As you can guess, this makes the team reconstruction goal almost impossible. 

After realising this, wqe thought that maybe we could try to insert some kind of timeline to the characters, to see how the evolution of the characters goes. But again, this is very difficult for many reasons. First, the time in the marvel universe is not constant at all. Peter Parker (Spider-Man) was introduced in 1962, but as today, he is still not over 30 years old. On top of that, some events have time travel and inmortal beings. It is a huge chaos.

At the end, we decided to just analyze and do some kind of informative wiki of the marvel 616 universe, showing different stats for each character and each team, so we could apply different techniques and anlysis from what we learn during the course and show how dfficult and confusing the Marvel universe is.

What is missing? Well, that is easy, a reconstruction of the teams based on the links from each character. Is an obtainable goal? Not really, at least not without using much more complex techniques.

About possible improvements and future works from this proyect could be trying to incorpore more universes to the network. Apatrtrt from the 616, there are some more interesting and big universes from the marvel multiverse, such as *Earth-1610* (Ultimate Marvel Universe), Earth-199999 (Marvel Cinematic Universe) and Earth-928 (2099 year universe).


## Contributions

Althoug both of us have worked on all the proyect, I (Alejandro) have dedicated more time on this notebook, and have done more research on how to do the queries and how to obtain the analysis. Gustav is the one to thank for the multithreading of the download of the content, that allow us to get all the information in appropiate time (It went from around 10 hourst to download to 3 minutes, quite impressive to say the least :) ). He is the responsible of the cool website too.

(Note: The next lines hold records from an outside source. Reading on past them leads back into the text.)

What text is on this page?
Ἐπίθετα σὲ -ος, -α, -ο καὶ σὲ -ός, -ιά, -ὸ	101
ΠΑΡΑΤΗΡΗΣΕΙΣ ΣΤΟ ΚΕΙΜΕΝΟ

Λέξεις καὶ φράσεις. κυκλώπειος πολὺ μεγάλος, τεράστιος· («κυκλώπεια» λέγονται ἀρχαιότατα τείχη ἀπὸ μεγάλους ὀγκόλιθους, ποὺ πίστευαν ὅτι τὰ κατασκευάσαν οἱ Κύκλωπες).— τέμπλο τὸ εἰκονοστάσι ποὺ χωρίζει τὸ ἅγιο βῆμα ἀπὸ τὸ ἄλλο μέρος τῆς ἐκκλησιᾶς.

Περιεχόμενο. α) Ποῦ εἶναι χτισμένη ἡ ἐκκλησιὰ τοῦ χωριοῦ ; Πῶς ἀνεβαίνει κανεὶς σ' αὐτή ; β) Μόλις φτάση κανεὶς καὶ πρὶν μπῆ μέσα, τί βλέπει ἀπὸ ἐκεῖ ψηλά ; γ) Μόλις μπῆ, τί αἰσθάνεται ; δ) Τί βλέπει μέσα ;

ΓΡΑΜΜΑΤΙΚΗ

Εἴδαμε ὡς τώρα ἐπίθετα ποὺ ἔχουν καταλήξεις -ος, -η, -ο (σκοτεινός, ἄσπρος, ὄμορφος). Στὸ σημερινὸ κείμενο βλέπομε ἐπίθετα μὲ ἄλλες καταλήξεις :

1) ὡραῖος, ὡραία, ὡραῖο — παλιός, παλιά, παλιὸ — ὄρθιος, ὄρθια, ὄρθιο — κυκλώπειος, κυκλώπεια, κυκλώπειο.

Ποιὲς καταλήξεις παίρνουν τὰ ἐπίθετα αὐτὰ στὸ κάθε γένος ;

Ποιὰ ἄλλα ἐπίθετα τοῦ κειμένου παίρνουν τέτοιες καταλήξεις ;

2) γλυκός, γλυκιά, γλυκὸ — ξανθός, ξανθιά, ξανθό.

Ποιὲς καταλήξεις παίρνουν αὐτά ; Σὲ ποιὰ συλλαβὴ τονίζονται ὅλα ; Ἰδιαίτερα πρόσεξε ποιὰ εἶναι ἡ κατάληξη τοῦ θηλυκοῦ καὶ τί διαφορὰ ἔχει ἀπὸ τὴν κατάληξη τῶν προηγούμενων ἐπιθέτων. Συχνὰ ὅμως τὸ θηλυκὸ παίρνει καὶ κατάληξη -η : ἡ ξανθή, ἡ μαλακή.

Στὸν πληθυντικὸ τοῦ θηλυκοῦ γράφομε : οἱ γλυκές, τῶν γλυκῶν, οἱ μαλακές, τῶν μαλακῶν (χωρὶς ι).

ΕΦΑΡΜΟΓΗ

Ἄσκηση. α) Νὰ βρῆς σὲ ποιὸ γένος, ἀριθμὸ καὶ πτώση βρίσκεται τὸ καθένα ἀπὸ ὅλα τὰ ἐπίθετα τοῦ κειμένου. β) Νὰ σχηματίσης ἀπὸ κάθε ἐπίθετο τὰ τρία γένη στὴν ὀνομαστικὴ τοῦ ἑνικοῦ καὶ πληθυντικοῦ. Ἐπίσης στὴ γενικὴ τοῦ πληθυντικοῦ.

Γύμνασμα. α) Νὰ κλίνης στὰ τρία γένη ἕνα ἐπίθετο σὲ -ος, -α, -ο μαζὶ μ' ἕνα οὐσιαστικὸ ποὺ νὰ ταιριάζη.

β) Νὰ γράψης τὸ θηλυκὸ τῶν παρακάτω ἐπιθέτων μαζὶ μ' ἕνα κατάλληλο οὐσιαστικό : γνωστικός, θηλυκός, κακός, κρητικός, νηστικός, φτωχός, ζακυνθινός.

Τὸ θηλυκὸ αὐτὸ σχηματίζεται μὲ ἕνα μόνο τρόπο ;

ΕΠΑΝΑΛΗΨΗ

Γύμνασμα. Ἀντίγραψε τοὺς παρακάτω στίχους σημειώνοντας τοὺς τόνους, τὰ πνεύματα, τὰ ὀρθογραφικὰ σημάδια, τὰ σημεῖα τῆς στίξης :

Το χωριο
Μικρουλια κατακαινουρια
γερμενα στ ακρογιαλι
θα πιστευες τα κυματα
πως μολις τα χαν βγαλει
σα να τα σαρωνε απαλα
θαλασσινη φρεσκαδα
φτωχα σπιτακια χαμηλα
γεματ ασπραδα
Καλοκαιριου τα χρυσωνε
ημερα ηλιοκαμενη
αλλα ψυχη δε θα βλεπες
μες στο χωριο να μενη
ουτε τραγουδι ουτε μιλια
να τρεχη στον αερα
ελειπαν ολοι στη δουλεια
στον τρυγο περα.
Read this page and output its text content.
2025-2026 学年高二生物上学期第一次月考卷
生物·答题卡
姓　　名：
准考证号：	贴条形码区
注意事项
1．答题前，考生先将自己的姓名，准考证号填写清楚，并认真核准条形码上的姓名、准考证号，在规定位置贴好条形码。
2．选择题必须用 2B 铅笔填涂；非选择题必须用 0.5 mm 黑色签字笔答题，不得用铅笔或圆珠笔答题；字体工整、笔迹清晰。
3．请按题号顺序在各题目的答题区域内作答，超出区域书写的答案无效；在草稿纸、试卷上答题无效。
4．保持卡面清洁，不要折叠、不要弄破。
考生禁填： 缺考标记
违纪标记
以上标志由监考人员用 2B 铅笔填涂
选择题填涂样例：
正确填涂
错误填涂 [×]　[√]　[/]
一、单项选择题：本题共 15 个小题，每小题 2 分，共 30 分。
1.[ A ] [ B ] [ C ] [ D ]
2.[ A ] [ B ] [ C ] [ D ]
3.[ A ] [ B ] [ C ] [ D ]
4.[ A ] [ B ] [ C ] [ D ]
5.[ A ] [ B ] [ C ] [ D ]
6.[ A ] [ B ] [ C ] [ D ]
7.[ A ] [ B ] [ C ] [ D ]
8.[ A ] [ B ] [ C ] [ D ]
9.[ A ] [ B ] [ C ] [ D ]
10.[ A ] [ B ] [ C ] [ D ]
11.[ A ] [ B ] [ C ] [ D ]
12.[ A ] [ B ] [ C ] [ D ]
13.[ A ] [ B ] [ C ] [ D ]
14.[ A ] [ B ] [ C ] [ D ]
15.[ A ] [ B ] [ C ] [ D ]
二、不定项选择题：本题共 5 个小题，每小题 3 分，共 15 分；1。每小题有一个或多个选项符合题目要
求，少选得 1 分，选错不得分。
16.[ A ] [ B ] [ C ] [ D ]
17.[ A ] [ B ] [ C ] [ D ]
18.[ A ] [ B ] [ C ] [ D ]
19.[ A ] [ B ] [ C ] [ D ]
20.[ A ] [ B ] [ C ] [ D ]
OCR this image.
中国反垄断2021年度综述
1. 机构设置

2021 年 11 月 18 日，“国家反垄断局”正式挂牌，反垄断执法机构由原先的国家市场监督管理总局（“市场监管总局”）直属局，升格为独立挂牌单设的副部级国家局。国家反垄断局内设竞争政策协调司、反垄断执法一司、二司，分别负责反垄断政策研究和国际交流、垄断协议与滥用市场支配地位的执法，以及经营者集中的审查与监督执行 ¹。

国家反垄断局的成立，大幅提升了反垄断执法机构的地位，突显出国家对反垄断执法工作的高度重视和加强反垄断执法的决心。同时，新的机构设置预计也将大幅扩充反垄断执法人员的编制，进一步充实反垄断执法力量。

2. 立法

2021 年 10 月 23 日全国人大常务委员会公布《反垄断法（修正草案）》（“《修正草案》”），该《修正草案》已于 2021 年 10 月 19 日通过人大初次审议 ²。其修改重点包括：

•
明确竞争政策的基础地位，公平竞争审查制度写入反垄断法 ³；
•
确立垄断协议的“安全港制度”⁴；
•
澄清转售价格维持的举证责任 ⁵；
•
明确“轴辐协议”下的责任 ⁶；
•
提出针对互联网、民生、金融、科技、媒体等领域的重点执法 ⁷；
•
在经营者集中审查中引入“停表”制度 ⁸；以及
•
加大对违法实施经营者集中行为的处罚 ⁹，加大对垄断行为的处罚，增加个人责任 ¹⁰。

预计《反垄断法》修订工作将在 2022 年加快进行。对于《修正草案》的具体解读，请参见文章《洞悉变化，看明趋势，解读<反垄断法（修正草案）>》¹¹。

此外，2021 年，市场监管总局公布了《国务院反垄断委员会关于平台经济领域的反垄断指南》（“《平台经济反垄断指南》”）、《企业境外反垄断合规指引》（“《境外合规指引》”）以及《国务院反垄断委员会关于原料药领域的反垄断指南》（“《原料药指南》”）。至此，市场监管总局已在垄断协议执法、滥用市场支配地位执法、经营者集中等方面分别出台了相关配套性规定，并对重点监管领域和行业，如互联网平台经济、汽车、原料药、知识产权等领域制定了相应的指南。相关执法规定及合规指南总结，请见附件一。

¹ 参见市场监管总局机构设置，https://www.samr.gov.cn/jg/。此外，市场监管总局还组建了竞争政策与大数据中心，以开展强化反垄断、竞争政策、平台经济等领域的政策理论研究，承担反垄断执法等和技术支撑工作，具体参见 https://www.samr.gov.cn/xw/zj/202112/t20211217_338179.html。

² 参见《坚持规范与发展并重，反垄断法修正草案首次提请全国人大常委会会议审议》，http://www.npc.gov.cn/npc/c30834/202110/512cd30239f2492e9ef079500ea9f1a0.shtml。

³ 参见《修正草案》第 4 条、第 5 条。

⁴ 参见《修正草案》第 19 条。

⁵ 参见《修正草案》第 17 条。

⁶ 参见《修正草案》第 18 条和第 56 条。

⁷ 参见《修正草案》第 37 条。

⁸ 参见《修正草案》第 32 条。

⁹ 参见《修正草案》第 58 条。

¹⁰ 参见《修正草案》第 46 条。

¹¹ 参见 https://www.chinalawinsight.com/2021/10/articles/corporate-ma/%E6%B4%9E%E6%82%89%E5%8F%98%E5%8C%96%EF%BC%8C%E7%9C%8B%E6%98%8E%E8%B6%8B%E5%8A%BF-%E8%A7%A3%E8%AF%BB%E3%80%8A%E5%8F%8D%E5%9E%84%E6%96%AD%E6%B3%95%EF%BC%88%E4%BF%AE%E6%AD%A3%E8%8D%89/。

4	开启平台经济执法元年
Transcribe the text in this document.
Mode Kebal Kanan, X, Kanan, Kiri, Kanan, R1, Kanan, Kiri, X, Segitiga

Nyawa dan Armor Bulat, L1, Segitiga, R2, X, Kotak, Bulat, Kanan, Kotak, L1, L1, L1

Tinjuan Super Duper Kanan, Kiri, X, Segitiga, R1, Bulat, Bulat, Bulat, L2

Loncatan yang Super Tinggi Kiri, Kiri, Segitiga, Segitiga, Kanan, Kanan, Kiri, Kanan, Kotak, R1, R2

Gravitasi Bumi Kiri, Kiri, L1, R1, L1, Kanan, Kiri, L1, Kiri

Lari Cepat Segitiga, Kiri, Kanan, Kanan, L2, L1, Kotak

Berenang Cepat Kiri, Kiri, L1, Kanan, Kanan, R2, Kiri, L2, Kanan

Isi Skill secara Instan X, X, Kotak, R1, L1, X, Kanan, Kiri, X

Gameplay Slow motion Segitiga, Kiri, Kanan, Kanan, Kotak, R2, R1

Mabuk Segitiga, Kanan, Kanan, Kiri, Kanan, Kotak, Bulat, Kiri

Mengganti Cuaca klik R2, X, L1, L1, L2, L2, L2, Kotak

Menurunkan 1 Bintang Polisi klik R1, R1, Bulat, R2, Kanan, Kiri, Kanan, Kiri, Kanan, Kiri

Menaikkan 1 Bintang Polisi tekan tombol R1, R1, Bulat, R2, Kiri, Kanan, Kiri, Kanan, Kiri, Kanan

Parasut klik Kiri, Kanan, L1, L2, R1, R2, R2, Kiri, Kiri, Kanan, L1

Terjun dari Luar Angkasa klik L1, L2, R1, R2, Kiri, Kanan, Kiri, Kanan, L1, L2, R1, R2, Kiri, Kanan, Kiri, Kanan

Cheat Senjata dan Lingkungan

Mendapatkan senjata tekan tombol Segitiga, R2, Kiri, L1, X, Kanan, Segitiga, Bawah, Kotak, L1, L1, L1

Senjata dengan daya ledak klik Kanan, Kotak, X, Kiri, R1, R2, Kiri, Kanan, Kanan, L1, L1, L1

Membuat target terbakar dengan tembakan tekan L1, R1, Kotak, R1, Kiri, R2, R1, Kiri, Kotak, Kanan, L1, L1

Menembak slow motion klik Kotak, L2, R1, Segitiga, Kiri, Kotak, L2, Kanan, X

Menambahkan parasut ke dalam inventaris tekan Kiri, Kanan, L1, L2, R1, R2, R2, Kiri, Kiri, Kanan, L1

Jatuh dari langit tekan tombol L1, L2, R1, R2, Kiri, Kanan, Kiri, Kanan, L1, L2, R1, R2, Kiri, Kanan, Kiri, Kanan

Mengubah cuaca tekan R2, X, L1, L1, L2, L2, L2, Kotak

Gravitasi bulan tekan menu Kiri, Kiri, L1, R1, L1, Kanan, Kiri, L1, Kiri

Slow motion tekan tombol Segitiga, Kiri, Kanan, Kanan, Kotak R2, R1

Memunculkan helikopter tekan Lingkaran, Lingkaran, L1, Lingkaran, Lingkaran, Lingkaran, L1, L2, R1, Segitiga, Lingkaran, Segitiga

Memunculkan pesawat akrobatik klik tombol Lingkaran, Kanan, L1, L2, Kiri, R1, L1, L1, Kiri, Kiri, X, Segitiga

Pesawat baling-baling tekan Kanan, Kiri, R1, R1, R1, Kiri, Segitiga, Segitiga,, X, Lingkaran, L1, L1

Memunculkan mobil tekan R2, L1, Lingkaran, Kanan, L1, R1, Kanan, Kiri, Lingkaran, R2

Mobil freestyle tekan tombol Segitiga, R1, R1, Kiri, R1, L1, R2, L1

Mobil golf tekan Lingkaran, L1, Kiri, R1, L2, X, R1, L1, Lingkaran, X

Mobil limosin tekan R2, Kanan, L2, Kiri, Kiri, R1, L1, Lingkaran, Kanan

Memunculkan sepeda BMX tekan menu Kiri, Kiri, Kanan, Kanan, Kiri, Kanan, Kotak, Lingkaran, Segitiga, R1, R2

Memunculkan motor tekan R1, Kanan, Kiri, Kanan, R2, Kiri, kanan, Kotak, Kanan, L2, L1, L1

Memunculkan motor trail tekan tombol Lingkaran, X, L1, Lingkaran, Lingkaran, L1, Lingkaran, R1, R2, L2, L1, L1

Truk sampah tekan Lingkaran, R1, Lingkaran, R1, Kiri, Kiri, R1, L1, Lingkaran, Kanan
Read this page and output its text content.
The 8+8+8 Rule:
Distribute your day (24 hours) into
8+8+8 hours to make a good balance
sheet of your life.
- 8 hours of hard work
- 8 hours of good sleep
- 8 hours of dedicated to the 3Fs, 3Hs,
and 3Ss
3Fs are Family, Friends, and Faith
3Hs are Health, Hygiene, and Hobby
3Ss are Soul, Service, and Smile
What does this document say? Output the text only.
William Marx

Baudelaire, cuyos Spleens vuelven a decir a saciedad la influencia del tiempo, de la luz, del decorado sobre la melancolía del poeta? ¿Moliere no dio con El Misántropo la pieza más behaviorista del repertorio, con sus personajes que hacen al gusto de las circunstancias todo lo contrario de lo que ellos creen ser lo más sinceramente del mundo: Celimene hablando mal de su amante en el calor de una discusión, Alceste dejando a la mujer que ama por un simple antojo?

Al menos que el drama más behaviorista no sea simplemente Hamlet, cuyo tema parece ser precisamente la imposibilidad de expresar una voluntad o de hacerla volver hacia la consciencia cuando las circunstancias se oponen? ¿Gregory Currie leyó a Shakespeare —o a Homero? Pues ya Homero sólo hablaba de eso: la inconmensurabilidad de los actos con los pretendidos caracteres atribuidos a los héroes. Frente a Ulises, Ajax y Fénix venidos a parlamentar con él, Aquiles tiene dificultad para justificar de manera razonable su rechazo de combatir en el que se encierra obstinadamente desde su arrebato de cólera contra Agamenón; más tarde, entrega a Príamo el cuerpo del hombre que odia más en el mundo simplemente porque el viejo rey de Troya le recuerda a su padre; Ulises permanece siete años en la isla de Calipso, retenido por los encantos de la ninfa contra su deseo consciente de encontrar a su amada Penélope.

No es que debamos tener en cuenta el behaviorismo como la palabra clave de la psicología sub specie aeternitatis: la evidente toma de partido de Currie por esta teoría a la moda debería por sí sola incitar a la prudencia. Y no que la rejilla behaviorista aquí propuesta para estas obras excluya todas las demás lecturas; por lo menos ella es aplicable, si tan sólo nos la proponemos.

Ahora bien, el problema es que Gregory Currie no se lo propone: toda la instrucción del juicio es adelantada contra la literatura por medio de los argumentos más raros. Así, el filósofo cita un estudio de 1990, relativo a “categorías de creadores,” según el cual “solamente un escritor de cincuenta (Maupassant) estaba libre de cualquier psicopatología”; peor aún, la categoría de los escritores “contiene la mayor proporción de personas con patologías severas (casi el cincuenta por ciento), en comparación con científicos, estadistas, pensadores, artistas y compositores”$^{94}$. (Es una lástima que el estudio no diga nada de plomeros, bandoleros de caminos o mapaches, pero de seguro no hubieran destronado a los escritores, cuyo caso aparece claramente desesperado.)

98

Both of us agreed on the idea on what to do, thorugh multiple sesions of brainstorming. Unfortunatly, we got stuck with the proyect multiple times, because we didn't know what to get from the data, as we could not do what we thought we could at first. But, after finishing the full proyect, we are happy with the results, and how everything turn out at the end, as it feel informative, and we have learnt quite a lot.